Tras su explosión en tierras catalanas, varios clubes de élite llamaron a su puerta. El Atlético de Madrid era el favorito para hacerse con sus servicios, pero las negociaciones se torcieron. Su representante no fue precisamente diplomático al referirse a la oferta colchonera: "Es un gran club, pero no vimos un proyecto serio y su propuesta económica quedaba muy por debajo de otras que teníamos sobre la mesa", declaró antes de confirmar su fichaje por la Roma a cambio de 30 millones fijos y hasta 5 en variables. Los madrileños, por su parte, acabaron optando por Sorloth.
En su primera temporada en el fútbol italiano, Dovbyk mostró destellos de su nivel. Disputó 45 partidos en todas las competiciones y anotó 17 goles, 12 de ellos en la Serie A. Aun así, en Roma no quedaron satisfechos y ya se habló de una posible cesión al Girona durante ese primer mercado. Al final se quedó, pero su segundo año fue claramente por debajo de lo esperado, con un rendimiento que dista mucho de aquel memorable curso en Girona.

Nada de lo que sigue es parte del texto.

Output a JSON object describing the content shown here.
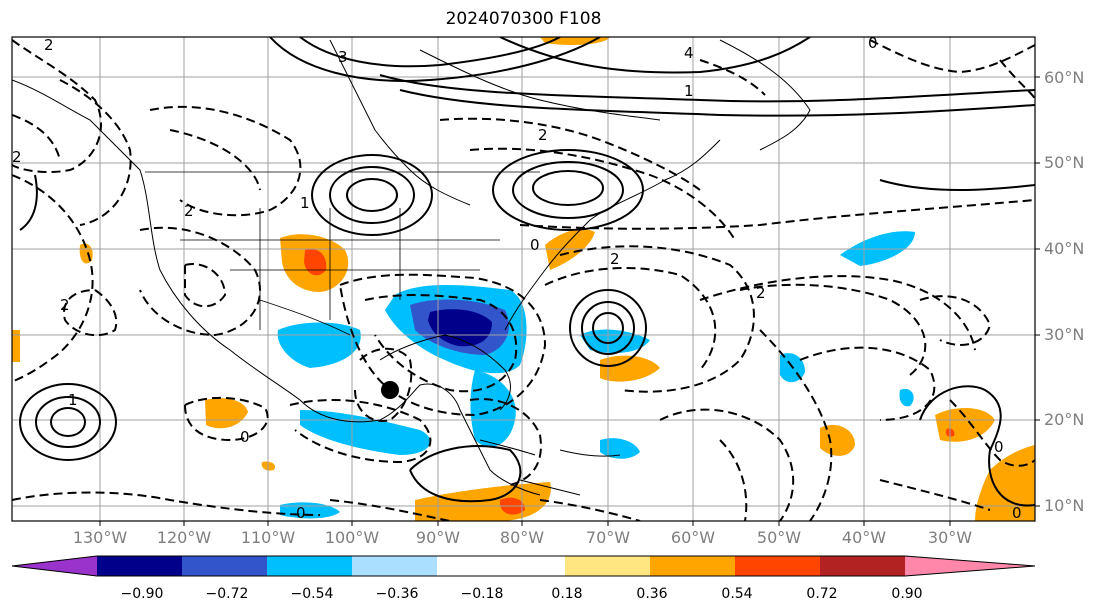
{
  "title": "2024070300 F108",
  "lat_labels": [
    "60°N",
    "50°N",
    "40°N",
    "30°N",
    "20°N",
    "10°N"
  ],
  "lon_labels": [
    "130°W",
    "120°W",
    "110°W",
    "100°W",
    "90°W",
    "80°W",
    "70°W",
    "60°W",
    "50°W",
    "40°W",
    "30°W"
  ],
  "contour_labels": {
    "a": "2",
    "b": "4",
    "c": "3",
    "d": "1",
    "e": "0",
    "f": "2",
    "g": "1",
    "h": "2",
    "i": "0",
    "j": "2",
    "k": "2",
    "l": "1",
    "m": "0",
    "n": "0",
    "o": "2",
    "p": "0",
    "q": "2",
    "r": "0"
  },
  "colorbar": {
    "ticks": [
      "−0.90",
      "−0.72",
      "−0.54",
      "−0.36",
      "−0.18",
      "0.18",
      "0.36",
      "0.54",
      "0.72",
      "0.90"
    ],
    "colors": [
      "#9933cc",
      "#00008b",
      "#3355cc",
      "#00bfff",
      "#aadfff",
      "#ffffff",
      "#ffe680",
      "#ffa500",
      "#ff4500",
      "#b22222",
      "#ff88aa"
    ]
  }
}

Ahora, Dovbyk inicia una nueva etapa cedido al Bolonia, club que dispone de una opción de compra fijada en 20 millones de euros. Su llegada coincide con la del argentino Santiago Castro, de 21 años, que viaja en sentido contrario hacia la capital italiana por 35 millones tras una temporada de 7 goles y 3 asistencias. Sin competición europea esta temporada, el delantero ucraniano tendrá la misión de demostrar que Girona no fue un espejismo y recuperar su mejor versión bajo las órdenes de Domenico Tedesco.